# Stanford CoreNLP Coreference Resolution

### Before running this script
Run requirements.sh before running this script as it requires the coreNLP server to be up and running.

In [1]:
import jsonrpclib
from simplejson import loads
from nltk import sent_tokenize,word_tokenize

In [2]:
server = jsonrpclib.Server("http://localhost:8080")

In [3]:
string = "Barack Obama is the president of the USA. He will leave the office this year."
result = loads(server.parse(string))

In [4]:
print string
print result['coref']

Barack Obama is the president of the USA. He will leave the office this year.
[[[[u'the president of the USA', 0, 4, 3, 8], [u'Barack Obama', 0, 1, 0, 2]], [[u'He', 1, 0, 0, 1], [u'Barack Obama', 0, 1, 0, 2]]]]


In [5]:
import wikipedia as wk
google = wk.page('Google')
print type(google.content)

<type 'unicode'>


In [6]:
sents = sent_tokenize(google.content)

In [7]:
string = ''
for i in sents[0:10]:
    string += i
print string

Google is an American multinational technology company specializing in Internet-related services and products that include online advertising technologies, search, cloud computing, and software.Most of its profits are derived from AdWords, an online advertising service that places advertising near the list of search results.Google was founded by Larry Page and Sergey Brin while they were Ph.D. students at Stanford University, California.Together, they own about 14 percent of its shares and control 56 percent of the stockholder voting power through supervoting stock.They incorporated Google as a privately held company on September 4, 1998.An initial public offering (IPO) took place on August 19, 2004, and Google moved to its new headquarters in Mountain View, California, nicknamed the Googleplex.In August 2015, Google announced plans to reorganize its interests as a holding company called Alphabet Inc.When this restructuring took place on October 2, 2015, Google became Alphabet's leadin

In [None]:
result = loads(server.parse(string))
coreferences = result['coref']

In [33]:
for chunk in coreferences:
    print "***********************************"
    for text in chunk:
        print '{} is referenced to {}'.format(str(text[0][0]),str(text[1][0]))

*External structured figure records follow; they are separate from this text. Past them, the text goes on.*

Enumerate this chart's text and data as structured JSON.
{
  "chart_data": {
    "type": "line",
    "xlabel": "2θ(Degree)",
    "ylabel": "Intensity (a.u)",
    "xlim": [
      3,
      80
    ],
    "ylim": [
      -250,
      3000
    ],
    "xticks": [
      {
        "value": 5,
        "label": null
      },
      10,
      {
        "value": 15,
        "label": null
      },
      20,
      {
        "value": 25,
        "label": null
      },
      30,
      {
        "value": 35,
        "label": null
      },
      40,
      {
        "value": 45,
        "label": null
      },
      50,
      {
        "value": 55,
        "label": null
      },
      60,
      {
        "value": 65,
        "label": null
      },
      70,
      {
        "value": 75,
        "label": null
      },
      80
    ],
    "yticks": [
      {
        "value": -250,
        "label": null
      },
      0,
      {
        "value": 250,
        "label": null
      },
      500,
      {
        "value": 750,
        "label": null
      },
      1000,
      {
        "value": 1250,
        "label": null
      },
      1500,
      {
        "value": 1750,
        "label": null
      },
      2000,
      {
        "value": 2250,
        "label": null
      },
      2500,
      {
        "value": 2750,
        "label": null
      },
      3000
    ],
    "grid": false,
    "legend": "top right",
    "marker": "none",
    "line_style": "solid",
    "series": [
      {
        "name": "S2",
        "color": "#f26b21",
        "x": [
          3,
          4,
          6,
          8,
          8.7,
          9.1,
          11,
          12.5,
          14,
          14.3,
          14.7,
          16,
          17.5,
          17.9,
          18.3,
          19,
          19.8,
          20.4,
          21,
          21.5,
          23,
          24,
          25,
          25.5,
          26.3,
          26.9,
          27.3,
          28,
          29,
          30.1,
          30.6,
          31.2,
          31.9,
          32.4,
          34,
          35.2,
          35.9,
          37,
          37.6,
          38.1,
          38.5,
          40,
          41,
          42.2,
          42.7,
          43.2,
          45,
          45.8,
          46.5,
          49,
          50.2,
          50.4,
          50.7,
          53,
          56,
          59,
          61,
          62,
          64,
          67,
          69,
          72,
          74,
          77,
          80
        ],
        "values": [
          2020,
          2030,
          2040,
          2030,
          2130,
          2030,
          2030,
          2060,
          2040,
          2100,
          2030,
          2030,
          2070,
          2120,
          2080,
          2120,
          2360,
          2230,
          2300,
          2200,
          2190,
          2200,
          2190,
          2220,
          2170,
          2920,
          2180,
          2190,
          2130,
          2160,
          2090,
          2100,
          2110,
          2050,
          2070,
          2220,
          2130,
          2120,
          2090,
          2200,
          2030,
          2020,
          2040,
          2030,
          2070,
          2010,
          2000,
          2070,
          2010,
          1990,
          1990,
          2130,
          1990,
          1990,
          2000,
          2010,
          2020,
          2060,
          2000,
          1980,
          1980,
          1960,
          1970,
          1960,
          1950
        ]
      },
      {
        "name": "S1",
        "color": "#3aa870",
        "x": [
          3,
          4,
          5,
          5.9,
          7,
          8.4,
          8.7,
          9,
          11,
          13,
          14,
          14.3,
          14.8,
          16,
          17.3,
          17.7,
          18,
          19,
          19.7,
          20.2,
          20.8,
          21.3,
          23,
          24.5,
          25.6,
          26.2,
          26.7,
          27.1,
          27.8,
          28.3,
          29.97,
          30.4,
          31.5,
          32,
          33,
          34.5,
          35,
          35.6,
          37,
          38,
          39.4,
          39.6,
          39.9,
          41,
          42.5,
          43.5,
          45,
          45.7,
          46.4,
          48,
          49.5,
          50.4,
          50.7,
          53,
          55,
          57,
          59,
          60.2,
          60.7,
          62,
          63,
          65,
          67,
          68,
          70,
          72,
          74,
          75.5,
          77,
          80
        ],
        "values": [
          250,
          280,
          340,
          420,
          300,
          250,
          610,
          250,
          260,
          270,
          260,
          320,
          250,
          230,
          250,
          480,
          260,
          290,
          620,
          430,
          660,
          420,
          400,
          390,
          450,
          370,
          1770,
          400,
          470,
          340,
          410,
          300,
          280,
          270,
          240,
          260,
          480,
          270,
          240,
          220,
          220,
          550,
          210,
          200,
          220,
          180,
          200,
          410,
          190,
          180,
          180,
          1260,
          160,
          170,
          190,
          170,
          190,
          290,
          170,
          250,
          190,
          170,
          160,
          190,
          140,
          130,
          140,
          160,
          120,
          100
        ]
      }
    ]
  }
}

***********************************
Google is referenced to Google 's
an American multinational technology company specializing in Internet products and services ranging online advertising , search , cloud computing , and software.Most of its profits derive from AdWords , which places online advertisements near search listings.Google was founded by Larry Page and Sergey Brin while they were Ph.D. students at Stanford University.Together is referenced to Google 's
the company is referenced to Google 's
Google is referenced to Google 's
its is referenced to Google 's
Google is referenced to Google 's
***********************************
software.Most of its profits is referenced to cloud computing
its is referenced to cloud computing
***********************************
they is referenced to AdWords
Ph.D. students at Stanford University.Together is referenced to AdWords
they is referenced to AdWords
***********************************
their is referenced to 2 October , Google became Alphab

In [61]:
import string
def coreference(sent1,sent2):
    if sent1[-1] not in string.punctuation:
        join = sent1+'.'+sent2
    else:
        join = sent1+sent2
    result = loads(server.parse(join))
    try:
        co = result['coref']
        return (True,co)
    except:
        return (False,)

In [62]:
for sent1 in sents[:5]:
    for sent2 in sents[:5]:
        if sent1 != sent2:
            c = coreference(sent1,sent2)
            if c[0] == True:
                print c[1]
                print '***********************************'

[[[[u'an American multinational technology company specializing in Internet products and services ranging online advertising', 0, 6, 2, 16], [u'Google', 0, 0, 0, 1]], [[u'its', 0, 25, 25, 26], [u'Google', 0, 0, 0, 1]]]]
***********************************
[[[[u'an American multinational technology company specializing in Internet products and services ranging online advertising , search , cloud computing', 0, 6, 2, 21], [u'Google', 0, 0, 0, 1]]], [[[u'they', 0, 33, 33, 34], [u'Larry Page and Sergey Brin', 0, 28, 27, 32]], [[u'Ph.D. students at Stanford University', 0, 36, 35, 40], [u'Larry Page and Sergey Brin', 0, 28, 27, 32]]]]
***********************************
[[[[u'an American multinational technology company specializing in Internet products and services ranging online advertising , search , cloud computing , and software.Together', 0, 6, 2, 24], [u'Google', 0, 0, 0, 1]]], [[[u'cloud computing', 0, 20, 19, 21], [u'software.Together', 0, 23, 23, 24]]]]
***************************

### Idea behind Coreference Resolution
We can compare each string with the every other string in the text and if there exists a coreference between those two strings we can cosntruct an edge between the two strings (or decrease the weight of the edge by some lambda). If two sentences have some coreference between them then they are closer to each other as can be depicted by the small weight between the nodes pertaining to those sentences.
#### Challenges:
1. Many of the sentences can have coreference between them thus many of the edges will get their weights minimized in general won't affect the behaviour of algorithm on the graph.
2. Time complexity will increase further as the time taken to find coreference is O(n-squared) (considering parsing time to be constant)